There are two other notable omissions from the enacted budget — Medicaid expansion and meeting the requirements of the Leandro case — policies that many North Carolinians have been fighting to make happen for a decade or longer.

The enacted budget once again falls woefully short of funding a sound, basic education as set out in the Leandro court case, for which litigation remains ongoing. Analysis from the Education and Law Project at the NC Justice Center shows that the budget funds just 44 percent of what the court has deemed necessary to deliver a sound basic education. This lack of adequate, equitable investments over decades poses barriers to students’ ability to receive a quality public education, which is a constitutional right in North Carolina, but is made more difficult by the state’s poor performance in recruiting and maintaining a workforce of great educators.

While it has been an option since the 2012 passage of the Affordable Care Act, lawmakers have rejected the choice to close the coverage gap year after year. This year was no exception, but the Senate’s passage of a bill to expand Medicaid is undoubtedly the closest the state has come to adopting this common sense policy that would provide health insurance coverage to more than 500,000 North Carolinians.

A deteriorating democracy

In the span of one week, the General Assembly’s leadership managed to both introduce and enact their one-year spending plan just in time for the new fiscal year. By doing so in record time (by all accounts), they also all but excluded open dialogue on the part of other lawmakers in public forum, and once again they provided no opportunity for the public to provide input or to understand how budgeting decisions were made in any meaningful or transparent way.

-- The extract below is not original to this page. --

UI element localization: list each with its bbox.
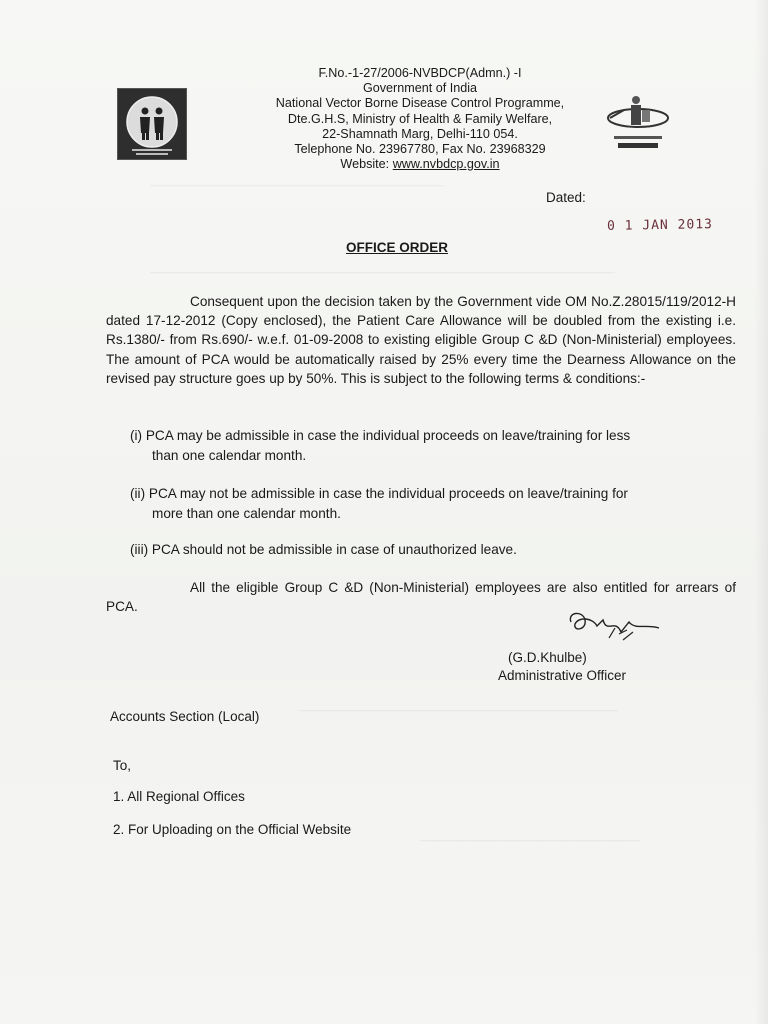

Among the steps missed that would ensure a transparent process were the public cataloging of needs in North Carolina and from state agencies; review and discussion or debate of needs by legislative policy committees over the period of months; opportunity for lawmakers to put forward proposals and amendments that represent community needs; and the ability to review proposals with more than 48 hours’ notice.

This fundamental breakdown in the budgeting process, which has happened to varying degrees in many years, makes it clear that legislative leaders are no longer interested in presenting the appearance of input as they have been in previous years. What’s worse is how this legislative strategy is part of a larger strategy to grab power in a way that benefits the wealthy at the expense of everyday North Carolinians and their futures.

What’s next

Now that this year’s budget has been signed into law by the Governor, state agencies will work to implement it over the remaining fiscal year, through June 30, 2023. Beginning in this 2022 calendar year, state agencies also will take stock of their needs to ensure they can deliver services and programs in the next two fiscal years, and agencies will send their budget requests to the Governor’s office for consideration in the Governor’s budget for the upcoming biennium.

Next year, the General Assembly will come back for its long session and craft another two-year budget. For our state’s present and future, it’s imperative that lawmakers put the needs of North Carolinians first and foremost. This means rolling back these tax cuts that will harm every corner of our state as they are implemented. Instead, we must provide North Carolinians with the goods, programs, and services that they need to live prosperous and healthy lives.